After nearly a decade of delays, Bangladesh’s long-anticipated Chinese Economic and Industrial Zone in Chattogram is finally moving toward implementation. The project, widely seen as a strategic milestone in Bangladesh-China economic cooperation, is now entering its final negotiation phase, with authorities expecting to sign a developer agreement by June. This marks a critical turning point for a project that has remained stalled for more than nine years despite its strong investment potential.
The initiative is being led by the Bangladesh Economic Zones Authority, which is working closely with China Road and Bridge Corporation to finalize the agreement. Once signed, the project will formally transition into the implementation stage, allowing physical infrastructure development to begin. Officials have confirmed that several key negotiations and technical understandings are already in their final stages, creating momentum that had been missing for years.
Read More: BanglaBiz to Become Bangladesh’s Single Investment Portal After 2030
Located in Anwara, on the eastern bank of the Karnaphuli River, the economic zone will cover approximately 783 acres. Its proximity to the Karnaphuli Tunnel, just about two kilometers away, adds to its logistical advantage, making it an attractive destination for both local and foreign investors. The location is strategically important for industrial expansion, especially for export-oriented sectors that require efficient connectivity to ports and transport networks.
The financial structure of the project reflects its scale and ambition. The total estimated cost stands at Tk4056 crore, with a significant portion funded through a $221.18 million loan from the Chinese government. This concessional financing, often referred to as preferential buyer’s credit, is expected to support the development of core infrastructure within the zone. Planned facilities include a jetty, internal road networks, a central effluent treatment plant, and essential utilities such as gas, electricity and water supply systems.
One of the defining aspects of the project is its government-to-government framework. Under this arrangement, BEZA will be responsible for off-site infrastructure, including external connectivity and utility services, while the developer will handle internal development within the zone. However, officials have acknowledged that lack of coordination between these two components was one of the key reasons behind earlier delays. With renewed focus and structured planning, both sides are now working to ensure better alignment moving forward.
The project’s delay can be traced back to initial disagreements over developer selection and contract terms. Originally, China Harbour Engineering Company was expected to lead the development, but negotiations failed to reach a conclusion. This setback resulted in years of inactivity. In 2022, the Chinese government nominated China Road and Bridge Corporation as the new developer, which helped revive discussions. Since then, progress has been gradual but steady, with recent developments indicating a more decisive push.
Policy-level attention has also played a crucial role in accelerating the project. A 180-day action plan presented to the government included the Chinese economic zone as a priority initiative. High-level meetings between Bangladeshi officials and Chinese representatives have further reinforced commitment from both sides. These engagements have helped resolve long-standing issues, particularly those related to Engineering, Procurement and Construction contracts, which are now nearing completion.
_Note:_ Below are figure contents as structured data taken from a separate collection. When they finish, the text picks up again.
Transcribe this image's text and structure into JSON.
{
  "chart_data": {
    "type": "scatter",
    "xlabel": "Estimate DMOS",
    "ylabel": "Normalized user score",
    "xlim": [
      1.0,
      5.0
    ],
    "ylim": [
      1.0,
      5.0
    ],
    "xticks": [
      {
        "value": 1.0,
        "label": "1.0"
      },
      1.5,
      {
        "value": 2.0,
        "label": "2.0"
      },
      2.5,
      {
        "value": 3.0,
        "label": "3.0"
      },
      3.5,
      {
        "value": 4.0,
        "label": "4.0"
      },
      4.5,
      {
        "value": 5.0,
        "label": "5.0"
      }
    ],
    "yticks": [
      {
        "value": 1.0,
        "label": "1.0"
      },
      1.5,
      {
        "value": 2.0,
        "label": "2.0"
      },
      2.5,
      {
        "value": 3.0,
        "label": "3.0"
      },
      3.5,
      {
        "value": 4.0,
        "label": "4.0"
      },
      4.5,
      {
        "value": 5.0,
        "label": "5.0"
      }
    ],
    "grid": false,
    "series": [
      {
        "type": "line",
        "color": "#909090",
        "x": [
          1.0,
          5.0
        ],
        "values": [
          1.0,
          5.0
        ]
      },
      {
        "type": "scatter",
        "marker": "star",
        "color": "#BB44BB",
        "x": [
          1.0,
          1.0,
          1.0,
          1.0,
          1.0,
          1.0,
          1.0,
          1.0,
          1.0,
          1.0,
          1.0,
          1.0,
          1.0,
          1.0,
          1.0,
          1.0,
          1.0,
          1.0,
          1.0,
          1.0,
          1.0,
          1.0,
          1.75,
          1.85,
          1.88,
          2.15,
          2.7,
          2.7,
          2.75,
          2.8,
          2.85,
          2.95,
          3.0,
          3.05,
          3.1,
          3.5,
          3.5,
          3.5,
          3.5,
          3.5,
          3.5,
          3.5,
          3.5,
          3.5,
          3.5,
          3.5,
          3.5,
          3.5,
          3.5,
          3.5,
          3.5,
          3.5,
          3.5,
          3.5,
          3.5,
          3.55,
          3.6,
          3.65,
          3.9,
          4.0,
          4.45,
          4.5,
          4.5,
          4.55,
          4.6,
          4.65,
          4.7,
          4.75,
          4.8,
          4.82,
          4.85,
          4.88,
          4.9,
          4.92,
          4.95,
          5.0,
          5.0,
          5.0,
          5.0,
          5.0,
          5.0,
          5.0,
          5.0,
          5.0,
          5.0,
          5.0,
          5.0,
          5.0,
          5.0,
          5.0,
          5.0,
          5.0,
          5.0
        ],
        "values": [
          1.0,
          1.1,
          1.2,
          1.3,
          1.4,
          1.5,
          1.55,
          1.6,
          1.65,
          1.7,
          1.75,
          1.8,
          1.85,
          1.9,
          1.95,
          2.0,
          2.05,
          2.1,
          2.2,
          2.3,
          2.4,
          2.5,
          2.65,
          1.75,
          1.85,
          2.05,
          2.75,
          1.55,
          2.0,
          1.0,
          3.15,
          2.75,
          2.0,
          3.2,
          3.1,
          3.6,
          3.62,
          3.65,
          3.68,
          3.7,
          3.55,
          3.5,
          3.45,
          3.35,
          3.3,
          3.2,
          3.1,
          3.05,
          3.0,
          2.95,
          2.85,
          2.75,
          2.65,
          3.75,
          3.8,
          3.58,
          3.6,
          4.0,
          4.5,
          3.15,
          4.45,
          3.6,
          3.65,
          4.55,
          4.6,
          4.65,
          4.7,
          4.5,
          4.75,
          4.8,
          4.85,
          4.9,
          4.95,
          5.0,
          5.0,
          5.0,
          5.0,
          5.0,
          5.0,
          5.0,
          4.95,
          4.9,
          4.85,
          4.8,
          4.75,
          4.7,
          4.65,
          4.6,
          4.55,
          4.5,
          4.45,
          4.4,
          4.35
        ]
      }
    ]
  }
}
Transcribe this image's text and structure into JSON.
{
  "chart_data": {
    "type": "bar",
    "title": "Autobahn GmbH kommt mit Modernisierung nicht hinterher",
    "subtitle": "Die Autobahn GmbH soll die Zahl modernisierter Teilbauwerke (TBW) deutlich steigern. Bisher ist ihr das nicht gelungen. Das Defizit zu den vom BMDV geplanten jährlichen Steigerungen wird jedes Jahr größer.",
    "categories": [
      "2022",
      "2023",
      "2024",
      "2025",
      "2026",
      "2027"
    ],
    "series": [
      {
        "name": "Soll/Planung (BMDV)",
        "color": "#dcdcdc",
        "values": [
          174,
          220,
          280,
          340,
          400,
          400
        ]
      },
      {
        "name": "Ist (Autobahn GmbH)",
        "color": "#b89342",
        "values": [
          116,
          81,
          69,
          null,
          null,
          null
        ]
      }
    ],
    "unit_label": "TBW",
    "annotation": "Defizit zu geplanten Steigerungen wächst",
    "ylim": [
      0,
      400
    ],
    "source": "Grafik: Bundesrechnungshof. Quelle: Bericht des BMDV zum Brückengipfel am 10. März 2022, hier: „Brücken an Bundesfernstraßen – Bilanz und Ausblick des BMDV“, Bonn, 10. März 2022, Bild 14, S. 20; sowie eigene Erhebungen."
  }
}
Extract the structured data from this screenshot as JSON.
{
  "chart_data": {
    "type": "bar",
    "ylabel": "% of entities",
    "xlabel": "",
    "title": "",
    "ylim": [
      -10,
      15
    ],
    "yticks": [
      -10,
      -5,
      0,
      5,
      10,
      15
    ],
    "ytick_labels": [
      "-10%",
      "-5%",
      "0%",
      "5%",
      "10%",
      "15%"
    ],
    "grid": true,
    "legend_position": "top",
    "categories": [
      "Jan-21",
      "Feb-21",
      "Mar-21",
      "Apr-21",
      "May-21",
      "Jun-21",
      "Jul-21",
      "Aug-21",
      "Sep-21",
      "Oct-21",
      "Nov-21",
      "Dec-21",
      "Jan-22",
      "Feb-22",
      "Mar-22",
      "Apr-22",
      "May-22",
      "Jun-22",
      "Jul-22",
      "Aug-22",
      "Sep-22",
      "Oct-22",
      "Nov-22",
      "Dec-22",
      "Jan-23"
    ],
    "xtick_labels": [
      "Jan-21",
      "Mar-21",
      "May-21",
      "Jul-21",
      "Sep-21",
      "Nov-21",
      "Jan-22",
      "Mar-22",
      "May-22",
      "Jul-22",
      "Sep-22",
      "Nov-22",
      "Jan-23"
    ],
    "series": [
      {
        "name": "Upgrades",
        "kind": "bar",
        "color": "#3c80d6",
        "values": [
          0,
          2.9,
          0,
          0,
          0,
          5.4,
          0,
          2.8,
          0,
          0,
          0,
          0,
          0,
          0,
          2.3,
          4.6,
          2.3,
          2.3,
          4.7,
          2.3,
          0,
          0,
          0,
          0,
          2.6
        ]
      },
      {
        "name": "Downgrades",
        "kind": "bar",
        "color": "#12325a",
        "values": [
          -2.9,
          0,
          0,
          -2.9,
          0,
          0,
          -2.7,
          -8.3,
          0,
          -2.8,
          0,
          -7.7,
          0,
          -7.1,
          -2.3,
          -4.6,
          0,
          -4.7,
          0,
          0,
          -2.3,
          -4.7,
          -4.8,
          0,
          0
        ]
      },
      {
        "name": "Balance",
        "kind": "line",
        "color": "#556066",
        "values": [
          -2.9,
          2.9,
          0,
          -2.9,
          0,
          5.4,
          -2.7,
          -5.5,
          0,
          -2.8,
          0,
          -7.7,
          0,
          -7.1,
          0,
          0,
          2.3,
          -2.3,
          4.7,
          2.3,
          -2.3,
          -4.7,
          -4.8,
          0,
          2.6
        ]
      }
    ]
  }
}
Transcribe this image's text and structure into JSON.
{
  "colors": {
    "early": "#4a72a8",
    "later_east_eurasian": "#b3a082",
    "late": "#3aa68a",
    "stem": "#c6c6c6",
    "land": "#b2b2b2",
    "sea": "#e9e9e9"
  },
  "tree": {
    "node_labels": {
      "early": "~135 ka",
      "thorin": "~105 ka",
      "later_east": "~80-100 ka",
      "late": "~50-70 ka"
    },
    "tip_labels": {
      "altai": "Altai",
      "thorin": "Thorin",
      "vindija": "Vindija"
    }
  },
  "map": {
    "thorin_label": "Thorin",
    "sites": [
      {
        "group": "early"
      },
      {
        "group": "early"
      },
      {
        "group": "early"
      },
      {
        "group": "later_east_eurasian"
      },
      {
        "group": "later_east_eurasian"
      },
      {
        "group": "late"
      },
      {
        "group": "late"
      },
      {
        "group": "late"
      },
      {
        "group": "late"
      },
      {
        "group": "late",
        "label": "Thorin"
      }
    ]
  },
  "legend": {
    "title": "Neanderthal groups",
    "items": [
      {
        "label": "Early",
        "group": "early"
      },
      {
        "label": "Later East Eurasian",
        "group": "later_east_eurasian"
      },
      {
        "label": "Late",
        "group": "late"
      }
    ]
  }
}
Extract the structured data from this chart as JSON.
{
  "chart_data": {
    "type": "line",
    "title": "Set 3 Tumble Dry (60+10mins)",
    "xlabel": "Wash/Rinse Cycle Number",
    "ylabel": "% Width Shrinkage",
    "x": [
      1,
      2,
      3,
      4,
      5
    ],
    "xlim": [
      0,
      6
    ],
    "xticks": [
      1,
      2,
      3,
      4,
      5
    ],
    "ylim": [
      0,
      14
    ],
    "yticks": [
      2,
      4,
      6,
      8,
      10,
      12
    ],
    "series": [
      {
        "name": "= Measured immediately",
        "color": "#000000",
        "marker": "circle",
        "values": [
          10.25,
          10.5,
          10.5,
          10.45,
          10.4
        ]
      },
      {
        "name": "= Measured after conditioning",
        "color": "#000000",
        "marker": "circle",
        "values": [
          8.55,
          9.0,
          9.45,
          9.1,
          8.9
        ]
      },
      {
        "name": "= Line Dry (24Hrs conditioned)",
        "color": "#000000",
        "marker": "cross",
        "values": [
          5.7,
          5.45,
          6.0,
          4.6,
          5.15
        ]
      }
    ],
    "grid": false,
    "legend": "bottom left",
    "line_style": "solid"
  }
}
From an investment perspective, the economic zone is expected to focus on high-potential sectors such as textiles, pharmaceuticals and light engineering. These industries have been identified based on Bangladesh’s existing strengths and export capabilities. By creating a dedicated industrial ecosystem with modern infrastructure, the zone aims to attract not only Chinese investors but also multinational companies looking to diversify their manufacturing bases.
Read More: Hydroponics Boom Begins with $30.5M Factory and 3,000 Jobs
The broader significance of the project extends beyond its immediate economic impact. Bangladesh currently has only a limited number of foreign economic zones under government-to-government arrangements. Among them, the Japanese economic zone in Araihazar has already demonstrated success, with multiple companies beginning production within a relatively short timeframe. In contrast, the Chinese zone’s prolonged delay has often been cited as a missed opportunity.
If successfully implemented, the Chattogram-based economic zone could help rebalance this narrative. It has the potential to become a major industrial hub, contributing to export growth, job creation and technology transfer. More importantly, it could send a strong signal to global investors about Bangladesh’s commitment to improving its investment climate and executing large-scale projects efficiently.
As the deadline for the developer agreement approaches, expectations are rising. The coming months will be crucial in determining whether the project can maintain its renewed momentum. For Bangladesh, the successful execution of this economic zone is not just about infrastructure development; it is about building confidence, strengthening international partnerships and positioning the country as a competitive destination in the global investment landscape.